Ireland is a small economy, only making up approximately 10% of the size of the UK. It is unlikely to be able to accommodate the risky balance sheets that trading banks in London need to attract investments to make a viable market.

An indication of this inability lies with their current and projected lack of actual regulators. Ireland’s central bank is struggling to hire and retain enough staff to deal with the potential growth in the authorisation of relocated firms. The necessary continuing supervision in line with European Union (EU) regulations is not currently accounted for either. At the end of 2016, the central bank had almost 100 fewer full-time staff than it was authorised to hire although it had set itself to expand by a further 10% in 2017. The governor, rather euphemistically, has termed this a “challenging target”.

Paris sent a delegation to London with the sole mission of attracting banks and businesses to trade and relocate across the channel. Likewise, London’s financial companies are likely to be considering some European diplomatic missions of their own as these delegations continue to court new investment opportunities. Cities and regulators are circling occupiers and the residential market is hovering on the outskirts trying to read the mood and market sentiments while being ready to pounce on any early indication of a critical mass of banks.

Paris is looking to lure 20,000 workers, says Arnaud de Bresson, Managing Director of Europlace, the French capital’s lobby group. The main reason to disregard this threat is the crippling 75% tax that would hit any of the big earners in the company.

Worker protection, strikes, high taxes and a history of political upheaval all combine to make France an unappealing home for migrating institutions. In addition, there are already hundreds of thousands of French people working and living in London, begging the question: What makes Paris think it will be able to attract new talent if it can’t keep a hold of its own nationals to begin with?  

Other cities such as Luxembourg, Frankfurt and Berlin have been pitching for assembled banker occupiers, each promising to be the new all-access, low-regulation financial capital of Europe.

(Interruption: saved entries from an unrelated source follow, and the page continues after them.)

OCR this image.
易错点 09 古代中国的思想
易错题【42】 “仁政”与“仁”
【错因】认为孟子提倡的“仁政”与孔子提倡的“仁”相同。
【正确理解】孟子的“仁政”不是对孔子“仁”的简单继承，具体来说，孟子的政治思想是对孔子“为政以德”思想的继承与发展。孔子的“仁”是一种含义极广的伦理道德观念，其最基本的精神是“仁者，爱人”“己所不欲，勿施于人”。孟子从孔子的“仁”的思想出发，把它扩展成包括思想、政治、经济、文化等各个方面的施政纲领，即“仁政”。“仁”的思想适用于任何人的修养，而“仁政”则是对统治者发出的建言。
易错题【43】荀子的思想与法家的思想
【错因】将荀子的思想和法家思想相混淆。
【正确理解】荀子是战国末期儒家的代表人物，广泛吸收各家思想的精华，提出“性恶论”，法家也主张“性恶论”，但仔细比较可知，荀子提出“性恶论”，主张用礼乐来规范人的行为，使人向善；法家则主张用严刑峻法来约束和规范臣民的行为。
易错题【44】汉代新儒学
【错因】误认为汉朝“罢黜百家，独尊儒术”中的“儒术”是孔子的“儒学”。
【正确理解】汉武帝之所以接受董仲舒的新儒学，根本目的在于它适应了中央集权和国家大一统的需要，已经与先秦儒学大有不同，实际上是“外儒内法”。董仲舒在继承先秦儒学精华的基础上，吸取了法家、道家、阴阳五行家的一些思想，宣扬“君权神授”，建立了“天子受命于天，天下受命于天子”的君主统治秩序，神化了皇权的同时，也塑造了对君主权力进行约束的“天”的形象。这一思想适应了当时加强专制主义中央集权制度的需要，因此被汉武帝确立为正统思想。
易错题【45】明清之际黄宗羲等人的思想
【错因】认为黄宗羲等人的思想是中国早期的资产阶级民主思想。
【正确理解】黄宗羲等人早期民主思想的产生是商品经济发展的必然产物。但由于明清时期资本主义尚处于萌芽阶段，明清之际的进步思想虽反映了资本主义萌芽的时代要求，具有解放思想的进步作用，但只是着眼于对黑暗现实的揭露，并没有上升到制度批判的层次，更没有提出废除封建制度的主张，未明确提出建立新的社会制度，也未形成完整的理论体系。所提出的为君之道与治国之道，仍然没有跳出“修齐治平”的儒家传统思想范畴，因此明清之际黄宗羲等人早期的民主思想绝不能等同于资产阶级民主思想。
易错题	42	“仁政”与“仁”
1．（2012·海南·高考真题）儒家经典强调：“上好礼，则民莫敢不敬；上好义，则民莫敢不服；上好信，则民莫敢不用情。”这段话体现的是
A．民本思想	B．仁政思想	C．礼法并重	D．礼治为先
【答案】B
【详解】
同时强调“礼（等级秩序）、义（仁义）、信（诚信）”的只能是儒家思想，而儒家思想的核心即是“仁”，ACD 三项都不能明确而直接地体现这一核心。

The strongest argument I can find for staying in London is perhaps the most obvious: Collective bargaining. It has taken over 100 years for the banking sector to get to where it is in London. This can be seen in the volume of banks represented while trading out of the city has gained them a unique voice in regulation and politics. 


Successive governments have also courted them and together, they have found a beneficial position that will not easily be replicated. It may be that the perfect storm of Brexit, the elections and souring property prices in the capital are making the usually loyal band of banks look out of London. However, if it is cheaper office space that they want without losing the vital workforce of young and not so young professionals, I would be surprised if they go beyond UK’s shores.

“The UK property market seems to be Brexit-proof,” said Alex Gosling, CEO of online estate agents in analysing the current situation.

“It has coped remarkably well with the economic turmoil in the months following the vote to leave the EU,” he comments.

As we have remarked before, the chronically low stock levels and the continuing appetite for rentals are likely to support the market throughout the unstable Brexit negotiations or snap elections. With all of the above in mind, we do not expect office occupiers to desert the UK in alarming numbers, and in fact, we see a real opportunity for business hubs outside of London to attract new types of businesses and with them, a new breed of renters to support an exciting residential property market.